真島商店街の門構えが見えたころ、人影を感じた。
一人の少年がこちらを向いて、立っている。
「ま、まさか……」
「おかえり☆」
ミハイルは身体をブルブルと振るわせて、腕を組んでいる。
その姿を見るなり、俺は自転車から腰を下ろした。
手で自転車を押しながら、ミハイルとの距離をつめる。
「ミハイル……ずっとそこで待っていたのか!?」
「うん☆ 商店街見てたりした」
「バカ野郎!」
思わず、自転車を道端に投げ捨てた。
ガシャンという音が静かな商店街に響き渡り、ミハイルはビクッとする。
「タクト……?」
「夜中は変なヤツがいっぱいうろついているんだ! 危ないだろが!」
俺は興奮気味に叫んでいた。
怒鳴っているという表現のほうがあっている。
「ミハイル……お前みたいな……カワイイ子がいたら」
「カ、カ、カワイイ?」
いいかけて気がついた。
あ、男の子のだから心配ないか!
俺は一体なにを危惧していたんだ?
「すまん……忘れてくれ」
「う、ううん。

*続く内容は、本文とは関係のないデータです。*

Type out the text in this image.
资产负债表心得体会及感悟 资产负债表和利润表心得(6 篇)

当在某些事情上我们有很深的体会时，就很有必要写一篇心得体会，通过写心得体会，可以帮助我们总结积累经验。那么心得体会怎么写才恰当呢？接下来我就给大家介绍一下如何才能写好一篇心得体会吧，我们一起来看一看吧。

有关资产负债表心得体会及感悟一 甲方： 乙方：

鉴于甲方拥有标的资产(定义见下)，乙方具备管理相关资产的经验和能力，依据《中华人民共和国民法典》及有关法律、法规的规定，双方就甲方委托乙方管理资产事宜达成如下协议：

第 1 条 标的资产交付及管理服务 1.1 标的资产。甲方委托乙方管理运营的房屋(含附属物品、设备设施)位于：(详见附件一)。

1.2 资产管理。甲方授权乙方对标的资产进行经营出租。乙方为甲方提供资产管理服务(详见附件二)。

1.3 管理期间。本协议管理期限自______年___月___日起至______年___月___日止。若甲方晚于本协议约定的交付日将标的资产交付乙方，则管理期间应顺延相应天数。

オレこそごめん……」
ミハイルは顔を赤くしている。
寒いのだろうか? いや、そんな表情には感じない。
「なあ、冷えただろ? 飲むか?」
カフェオレを差し出す。
「あっ☆ これって、オレが大好きなやつなんだ☆ ありがと、タクト☆」
その笑顔で、疲れも怒りもすっ飛びました。
「じゃ、乾杯☆」
「コーヒー同士で乾杯か」
「いいじゃん☆」
「まあ……な」
俺とミハイルはコーヒーを飲みながら、日の出を楽しんだ。
仕事あがりの一杯てのが、こんなに美味いなんてな……。